Des milliers de Masaï sont persécutés et chassés de leur terre chaque jour au profit du tourisme en Tanzanie

Un rapport accablant du Oakland Institute fait état des multiples intimidations dont les éleveurs et guerriers Masaï font l'objet. Petit à petit, ce peuple se voit dénué de sa terre au profit des compagnies touristiques et des chasseurs.

Les Masaï, une tribu ancestrale de la Tanzanie et du Kenya. Crédits : Delbars / Shutterstock

« Perdre le Serengeti, cette terre masaï qui devait durer pour toujours ». Tel est le titre annonciateur du rapport inédit que l'Oakland Institute a dévoilé le 9 mai dernier. Ce laboratoire d'idées basé en Californie y révèle la complicité entre le gouvernement tanzanien et les compagnies étrangères de tourisme pour déposséder les Masaï de leurs terres, les confinant dans des zones de plus en plus étroites.

Depuis des siècles, ce peuple autochtone semi-nomade vit dans certaines zones de la Tanzanie et du Kenya, et notamment dans la plaine du Serengeti, une savane de 60  000 mètres carrés à cheval entre ces deux pays d'Afrique de l'Est.

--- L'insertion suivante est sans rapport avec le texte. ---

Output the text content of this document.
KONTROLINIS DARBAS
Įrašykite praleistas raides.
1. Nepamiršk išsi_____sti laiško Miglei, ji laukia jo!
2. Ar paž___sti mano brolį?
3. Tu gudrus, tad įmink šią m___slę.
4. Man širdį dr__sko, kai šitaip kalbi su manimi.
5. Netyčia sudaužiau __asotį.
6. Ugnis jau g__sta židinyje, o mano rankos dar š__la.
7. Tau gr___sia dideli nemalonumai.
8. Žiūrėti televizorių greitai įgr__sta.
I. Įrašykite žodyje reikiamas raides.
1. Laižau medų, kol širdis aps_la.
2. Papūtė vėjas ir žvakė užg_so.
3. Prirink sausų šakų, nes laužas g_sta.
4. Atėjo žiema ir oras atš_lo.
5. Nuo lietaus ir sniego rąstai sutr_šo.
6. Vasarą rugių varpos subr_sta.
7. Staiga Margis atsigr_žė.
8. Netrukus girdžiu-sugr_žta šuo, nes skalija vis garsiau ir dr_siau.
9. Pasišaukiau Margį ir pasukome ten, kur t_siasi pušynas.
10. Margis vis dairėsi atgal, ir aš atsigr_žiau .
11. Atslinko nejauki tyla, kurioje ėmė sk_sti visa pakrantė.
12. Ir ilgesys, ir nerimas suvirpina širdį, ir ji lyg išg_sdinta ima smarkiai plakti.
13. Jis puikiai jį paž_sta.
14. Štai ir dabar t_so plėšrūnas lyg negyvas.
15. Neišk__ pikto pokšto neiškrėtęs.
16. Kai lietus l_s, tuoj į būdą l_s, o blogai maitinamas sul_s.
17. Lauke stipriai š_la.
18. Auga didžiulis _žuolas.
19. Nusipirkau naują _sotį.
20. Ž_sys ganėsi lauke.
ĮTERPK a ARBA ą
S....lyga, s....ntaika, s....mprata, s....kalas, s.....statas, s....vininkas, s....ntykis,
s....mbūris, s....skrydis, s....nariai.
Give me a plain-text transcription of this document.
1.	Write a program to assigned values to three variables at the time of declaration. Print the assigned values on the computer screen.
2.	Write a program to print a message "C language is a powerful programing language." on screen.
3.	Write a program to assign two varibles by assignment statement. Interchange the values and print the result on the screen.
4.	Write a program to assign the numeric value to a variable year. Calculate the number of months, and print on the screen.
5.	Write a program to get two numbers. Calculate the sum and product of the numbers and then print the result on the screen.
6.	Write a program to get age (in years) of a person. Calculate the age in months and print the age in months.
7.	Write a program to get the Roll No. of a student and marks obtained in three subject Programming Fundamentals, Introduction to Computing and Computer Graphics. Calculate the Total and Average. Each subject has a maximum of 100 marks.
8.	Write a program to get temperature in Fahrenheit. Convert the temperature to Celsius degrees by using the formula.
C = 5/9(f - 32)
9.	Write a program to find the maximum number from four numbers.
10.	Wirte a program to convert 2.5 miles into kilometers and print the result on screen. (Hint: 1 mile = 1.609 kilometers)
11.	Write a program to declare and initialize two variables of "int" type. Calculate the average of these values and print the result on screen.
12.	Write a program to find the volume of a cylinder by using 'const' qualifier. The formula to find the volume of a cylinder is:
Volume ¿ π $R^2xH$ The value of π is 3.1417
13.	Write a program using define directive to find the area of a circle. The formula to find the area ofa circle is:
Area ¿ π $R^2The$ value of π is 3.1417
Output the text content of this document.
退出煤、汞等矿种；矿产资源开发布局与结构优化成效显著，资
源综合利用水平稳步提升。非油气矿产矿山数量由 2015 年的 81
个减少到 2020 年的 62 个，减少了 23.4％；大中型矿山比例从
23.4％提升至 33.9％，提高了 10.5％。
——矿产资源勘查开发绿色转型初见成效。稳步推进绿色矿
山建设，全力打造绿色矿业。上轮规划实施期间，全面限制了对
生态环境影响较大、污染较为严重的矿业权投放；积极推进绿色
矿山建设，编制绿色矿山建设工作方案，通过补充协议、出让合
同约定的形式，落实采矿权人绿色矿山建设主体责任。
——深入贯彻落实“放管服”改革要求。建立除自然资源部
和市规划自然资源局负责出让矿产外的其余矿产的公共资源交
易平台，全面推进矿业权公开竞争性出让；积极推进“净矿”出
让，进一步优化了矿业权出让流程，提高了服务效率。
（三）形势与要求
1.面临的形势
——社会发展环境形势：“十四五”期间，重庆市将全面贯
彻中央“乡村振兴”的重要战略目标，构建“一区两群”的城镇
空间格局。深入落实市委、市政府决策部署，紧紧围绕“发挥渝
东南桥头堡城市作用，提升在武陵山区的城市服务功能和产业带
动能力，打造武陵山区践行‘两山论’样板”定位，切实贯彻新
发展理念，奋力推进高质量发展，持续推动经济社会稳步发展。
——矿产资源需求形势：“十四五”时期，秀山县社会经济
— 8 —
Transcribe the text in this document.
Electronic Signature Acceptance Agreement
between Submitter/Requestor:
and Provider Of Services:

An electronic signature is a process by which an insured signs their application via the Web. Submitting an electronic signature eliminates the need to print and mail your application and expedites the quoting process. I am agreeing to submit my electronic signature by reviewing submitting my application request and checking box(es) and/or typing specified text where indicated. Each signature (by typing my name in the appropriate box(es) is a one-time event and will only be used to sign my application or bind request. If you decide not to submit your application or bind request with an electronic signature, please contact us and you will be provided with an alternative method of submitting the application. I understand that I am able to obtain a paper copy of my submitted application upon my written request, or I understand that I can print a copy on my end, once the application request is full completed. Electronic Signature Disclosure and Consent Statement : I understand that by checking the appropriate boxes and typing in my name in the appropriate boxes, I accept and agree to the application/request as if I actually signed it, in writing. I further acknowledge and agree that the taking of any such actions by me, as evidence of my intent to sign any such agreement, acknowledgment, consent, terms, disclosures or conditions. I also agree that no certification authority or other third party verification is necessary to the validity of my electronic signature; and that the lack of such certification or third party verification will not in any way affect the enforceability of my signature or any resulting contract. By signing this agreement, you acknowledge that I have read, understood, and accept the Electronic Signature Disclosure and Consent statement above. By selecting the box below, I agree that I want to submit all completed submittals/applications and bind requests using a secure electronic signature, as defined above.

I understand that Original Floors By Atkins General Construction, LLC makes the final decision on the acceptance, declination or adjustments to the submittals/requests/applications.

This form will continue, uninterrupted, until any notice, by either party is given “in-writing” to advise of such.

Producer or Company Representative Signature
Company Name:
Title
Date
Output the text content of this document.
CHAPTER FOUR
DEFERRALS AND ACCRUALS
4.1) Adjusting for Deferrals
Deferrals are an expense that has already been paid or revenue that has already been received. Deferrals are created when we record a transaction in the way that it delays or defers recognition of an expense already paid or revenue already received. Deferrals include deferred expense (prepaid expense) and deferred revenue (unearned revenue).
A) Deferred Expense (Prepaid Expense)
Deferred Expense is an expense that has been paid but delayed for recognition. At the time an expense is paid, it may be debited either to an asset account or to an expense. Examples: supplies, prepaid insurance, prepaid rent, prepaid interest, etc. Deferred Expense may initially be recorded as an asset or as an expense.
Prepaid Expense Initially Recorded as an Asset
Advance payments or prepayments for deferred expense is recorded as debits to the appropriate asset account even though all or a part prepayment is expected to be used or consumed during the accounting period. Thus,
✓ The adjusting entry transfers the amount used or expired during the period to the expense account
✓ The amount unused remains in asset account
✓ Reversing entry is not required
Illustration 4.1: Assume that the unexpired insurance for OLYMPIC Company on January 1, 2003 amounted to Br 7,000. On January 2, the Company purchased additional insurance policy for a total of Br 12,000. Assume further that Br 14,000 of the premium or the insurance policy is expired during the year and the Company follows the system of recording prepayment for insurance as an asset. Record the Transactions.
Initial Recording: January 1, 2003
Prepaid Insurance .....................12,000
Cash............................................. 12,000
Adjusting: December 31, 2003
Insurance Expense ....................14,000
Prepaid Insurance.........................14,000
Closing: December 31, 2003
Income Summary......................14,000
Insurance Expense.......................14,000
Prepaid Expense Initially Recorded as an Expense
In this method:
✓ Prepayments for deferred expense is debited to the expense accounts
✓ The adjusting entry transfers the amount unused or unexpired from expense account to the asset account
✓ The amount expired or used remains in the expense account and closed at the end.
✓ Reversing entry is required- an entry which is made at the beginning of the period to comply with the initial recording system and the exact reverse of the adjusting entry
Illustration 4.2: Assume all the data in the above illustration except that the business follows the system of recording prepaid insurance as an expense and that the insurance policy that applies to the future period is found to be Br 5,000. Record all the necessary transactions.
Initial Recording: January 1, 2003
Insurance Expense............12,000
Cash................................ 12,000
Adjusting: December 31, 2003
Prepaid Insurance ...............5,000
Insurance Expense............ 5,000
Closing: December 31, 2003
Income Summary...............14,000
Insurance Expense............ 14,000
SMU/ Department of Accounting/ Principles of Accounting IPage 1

Avec ses rivières, ses forêts, ou encore ses nombreuses espèces animales, cette vaste terre suscite l'intérêt de tous. Et notamment celui des compagnies de tourisme qui y développent un business florissant de safaris pour les touristes, bien souvent au détriment des populations locales.

Les auteurs du rapport pointent ainsi du doigt les compagnies Tanzania Conservation Limited (TCL) et Ortello Business Corporation (OBC). Selon les Masaï, la première coopère avec la police locale pour interdire aux villageois l’accès à l’eau et aux terres. La seconde organiserait, quant à elle, des excursions de chasse pour la famille royale du pays et ses invités et évincerait la population, en brûlant des maisons, et en tuant des milliers d'animaux rares.

« Dans un communiqué, le ministère tanzanien du tourisme a indiqué que ces habitations avaient été brûlées sur ordre du gouvernement dans le but de préserver les écosystèmes de la région et d'attirer plus de touristes », notent les auteurs.

Contacté par Le Monde, Thomson Safaris (propriétaire de TCL) déplore quant à lui « d’horribles accusations qui ne font aucun sens et sont tout simplement fausses ».

Un climat de peur

La zone d'habitat de cette ethnie d'Afrique, chassée de chez elle au profit du tourisme, se réduit ainsi d'année en année. Et les conséquences sont désastreuses  : les Masaï n'ont plus suffisamment d'espace pour faire paître leurs troupeaux ni pour cultiver la terre. Ils doivent alors faire face à la famine et à la maladie.

Un véritable climat de peur a été instauré ces dernières années. Dans le rapport, les membres de cette tribu ancestrale parlent d'« intimidations » et de « violences » subies au quotidien. Le dernier événement recensé date d’août 2017  : plus de 180 bomas, les maisons traditionnelles, ont été détruites, des milliers de villageois déplacés et d’importantes pertes ont été constatées.

« Notre objectif n’est en aucun cas de diffamer ni le gouvernement ni des entreprises spécifiques, mais juste de mettre en lumière que des communautés locales sont repoussées en dehors de leurs terres au nom de la protection de la nature », soutient Anuradha Mittal, la fondatrice et directrice de l'Oakland Institute.

Le think tank appelle donc le gouvernement tanzanien à réagir « en arrêtant au plus vite les arrestations et les violences ».